The traditional venture capital invests disruptive technologies that provide a 10 fold improvement and generate 10x return. However, Web 2.0 consumer internet companies are not based upon disruptive technology, but potentially viral models of participation. The consistent pattern is sharing control to create value.
Measuring the disruption in performance terms proves difficult and is an opportunity for research. I have not found a way to measure the lower cost (zero marketing budget) of user acquisition and lower churn through virality and network effects.
But you can measure the impact of disruption. Craigslist cannibalized the Bay Area classifieds market by $60 million by 2004, when they had $6 million in revenue. This is asymmetric competition against models that provide less freedom to communities. Consumer internet startups generally require 10x less capital to get off the ground (although not consumer, Socialtext was seeded with only $5k and six months of sweat, as an extreme example). Realizing a 10x return with a developed community and functioning business model should be a layup.
But if this model requires 10x less investment, the lingering question is how $1B venture funds invest enough. Or how much time even a small fund can spend with its portfolio. The IPO window remains practically closed and burdened with $2M in new SarBox operating costs making it less attractive. M&A is out of control and potentially furthered by the need for venture firms to exit earlier to make the model work.
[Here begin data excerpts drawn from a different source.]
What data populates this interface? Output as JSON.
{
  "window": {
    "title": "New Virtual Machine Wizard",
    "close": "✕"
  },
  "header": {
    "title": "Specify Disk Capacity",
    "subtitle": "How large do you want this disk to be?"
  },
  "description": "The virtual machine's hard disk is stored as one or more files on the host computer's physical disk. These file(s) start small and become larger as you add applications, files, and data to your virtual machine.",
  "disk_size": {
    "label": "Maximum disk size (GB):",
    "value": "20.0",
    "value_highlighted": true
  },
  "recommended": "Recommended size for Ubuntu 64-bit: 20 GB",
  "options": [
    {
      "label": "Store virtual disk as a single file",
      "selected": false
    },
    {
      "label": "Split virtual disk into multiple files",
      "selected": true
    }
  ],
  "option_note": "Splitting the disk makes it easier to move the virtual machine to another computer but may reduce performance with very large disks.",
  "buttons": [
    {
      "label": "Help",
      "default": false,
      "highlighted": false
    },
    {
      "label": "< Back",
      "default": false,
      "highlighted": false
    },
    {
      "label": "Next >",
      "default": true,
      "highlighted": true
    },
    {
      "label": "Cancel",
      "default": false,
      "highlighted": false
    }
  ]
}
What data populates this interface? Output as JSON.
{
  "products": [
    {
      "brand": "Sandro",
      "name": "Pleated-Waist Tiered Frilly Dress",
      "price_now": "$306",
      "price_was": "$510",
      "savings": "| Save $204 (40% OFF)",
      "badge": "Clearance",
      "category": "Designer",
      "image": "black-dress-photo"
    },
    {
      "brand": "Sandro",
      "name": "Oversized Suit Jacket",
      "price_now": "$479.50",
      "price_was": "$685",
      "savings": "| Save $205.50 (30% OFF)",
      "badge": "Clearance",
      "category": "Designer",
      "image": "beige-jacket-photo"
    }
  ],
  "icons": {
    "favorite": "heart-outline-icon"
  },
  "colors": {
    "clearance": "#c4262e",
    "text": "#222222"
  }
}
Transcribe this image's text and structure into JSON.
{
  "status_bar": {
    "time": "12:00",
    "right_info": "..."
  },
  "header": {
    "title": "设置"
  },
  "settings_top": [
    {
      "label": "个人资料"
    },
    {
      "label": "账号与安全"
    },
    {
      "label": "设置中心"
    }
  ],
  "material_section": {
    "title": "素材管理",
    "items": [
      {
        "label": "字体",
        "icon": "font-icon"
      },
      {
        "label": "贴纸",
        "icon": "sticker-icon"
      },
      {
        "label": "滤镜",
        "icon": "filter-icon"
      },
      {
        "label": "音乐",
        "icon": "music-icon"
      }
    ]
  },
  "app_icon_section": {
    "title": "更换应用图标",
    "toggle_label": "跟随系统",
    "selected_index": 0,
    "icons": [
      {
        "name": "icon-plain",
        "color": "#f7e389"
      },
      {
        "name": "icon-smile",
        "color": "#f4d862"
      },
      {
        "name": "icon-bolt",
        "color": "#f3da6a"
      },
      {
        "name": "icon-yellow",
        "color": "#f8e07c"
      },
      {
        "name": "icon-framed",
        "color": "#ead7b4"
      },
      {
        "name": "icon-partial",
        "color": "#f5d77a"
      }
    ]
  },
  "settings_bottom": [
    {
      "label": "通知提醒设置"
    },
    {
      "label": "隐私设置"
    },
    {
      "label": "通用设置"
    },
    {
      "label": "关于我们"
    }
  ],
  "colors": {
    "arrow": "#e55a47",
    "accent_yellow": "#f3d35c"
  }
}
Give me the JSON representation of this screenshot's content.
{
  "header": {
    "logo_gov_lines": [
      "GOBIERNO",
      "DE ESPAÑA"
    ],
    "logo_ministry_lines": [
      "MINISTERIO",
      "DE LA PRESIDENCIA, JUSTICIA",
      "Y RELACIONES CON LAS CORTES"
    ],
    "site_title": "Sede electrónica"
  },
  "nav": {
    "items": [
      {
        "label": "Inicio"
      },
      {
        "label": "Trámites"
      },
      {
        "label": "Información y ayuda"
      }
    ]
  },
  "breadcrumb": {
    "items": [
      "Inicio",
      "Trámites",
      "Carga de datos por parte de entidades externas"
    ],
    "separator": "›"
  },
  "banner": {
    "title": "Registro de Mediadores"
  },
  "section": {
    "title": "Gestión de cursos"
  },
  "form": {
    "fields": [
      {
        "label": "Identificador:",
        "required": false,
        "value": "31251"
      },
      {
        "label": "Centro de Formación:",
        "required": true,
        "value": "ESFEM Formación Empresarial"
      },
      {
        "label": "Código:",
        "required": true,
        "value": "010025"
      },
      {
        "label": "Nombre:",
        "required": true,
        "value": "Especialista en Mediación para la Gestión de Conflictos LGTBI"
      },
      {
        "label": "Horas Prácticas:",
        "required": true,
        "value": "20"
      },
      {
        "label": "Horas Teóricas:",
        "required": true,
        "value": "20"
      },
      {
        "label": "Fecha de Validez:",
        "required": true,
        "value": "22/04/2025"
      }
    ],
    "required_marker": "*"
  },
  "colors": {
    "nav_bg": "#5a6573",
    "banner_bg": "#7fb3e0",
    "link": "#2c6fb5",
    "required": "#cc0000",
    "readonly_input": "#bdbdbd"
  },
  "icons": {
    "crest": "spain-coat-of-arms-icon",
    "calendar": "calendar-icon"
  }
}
We are in a bubble, that is representative of our times. It began with Google's acquisition of Blogger, and it might have peaked with the rumored $2B valuation of Facebook (hinting at the cyclical tip from consumer to enterprise). I'm not sure there is a lack of failure in this bubble, or if we just need to give it time. There definitely are more plays in each category (e.g. well over 200 in social networking or social bookmarking, possibly over 200 funded in video search). I've said for a year that this bubble is build to flip.
The problem is there are too many companies being created that have no aspirations to be companies. Most survey the feature portfolio of tier 1 and tier 2 acquirers and are precision guided towards flipping within 18 months. Many make no attempt at generating revenue and most that do generate revenue from the advertising of other startups, let alone demonstrating a business model.
A dirty little secret for those actually building these things into businesses is that generating community value takes time. Beyond the blog bump and 53,651, a community that stays with you and grows virally is tough to achieve. Today's successful ventures are twice as old as the 18 month window. They were born when it was a shitty time to create a company, were largely either hacks cast out openly to serve an immediate itch and community (e.g. Blogger, Six Apart, Technorati, Newsgator, del.icio.us) or almost accidental creations that caused a business model iteration (Flickr).
Today the problem is microventures optimized to flip are flopping, but they are too small to see. It isn't just that VCs are taking the risk of the bubbles. For every funded company, there are 10 with the sweat and tears of entrepreneurs that fade to black.
This is not all bad. We are in the risk business. There is creative destruction with tight iterations that provides a base of vibrant innovation for the economy. But structurally, this bubble is attracting increasingly less experienced entrepreneurs (and investors) chasing the wrong incentives.